Nifty stuff, John and Bryan. The Washington Post "5 myths" article seems right to me, and it generally reinforces my frustration with the state of US health care, as I stated way at the top: What's the use of being the richest and most powerful nation on earth. . . But I think the description of Canada is a smidge off. Our doctors are overwhelmingly self-employed professionals, getting paid per procedure, but our hospitals are overwhelmingly publicly owned and funded, with only a handful of exceptions (many of them bitter-fought, too!). At least that's how it works in Ontario. We may get more private hospitals some day soon, though many Canadians see that as the work of the Devil.
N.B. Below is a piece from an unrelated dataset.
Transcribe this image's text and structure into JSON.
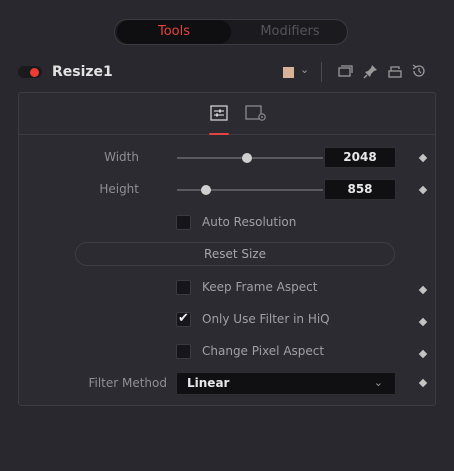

We get remarkable access to a remarkably fancy system, but we are also remarkably bound to stay within its confines. For example, when I offered to pay the estimated $500 extra cost to get my sternum closed up with Kryptonite Glue instead of SS wires, I was told that I'd be violating the Canadian Health Act (if that's its exact name). Universal access to health care, equal for rich and poor alike, is taken very seriously in Canada. OTOH, we are seeing an increasing number of private (and expensive and exclusive) health-care firms setting up business in Toronto -- including the Cleveland Clinic -- and I'm not sure exactly what they offer. Maybe they're allowed to do some consulting and diagnosis and testing here, but patients have to go South of the Border for actual "procedures" they may need? I don't know.
 
I would rather deal with my insurance company, than the government. I definitely do not feel comfortable with them taking over the health care industry. As far as Medicare, there are Dr's here that do not accept it. Maybe it is a good system for some, but on the other hand I know people that are not happy with it at all. It was my understanding that it was going broke? I believe there should be some changes in the Insurance industry. If our politicians were really serious about better health care, there would be TORT reform too.

Also,(what I am seeing were I live) we have a significant number of Medicaid patients. These people see the same Dr's I do.(which I believe is a good thing) If the system was that broken, how could that be?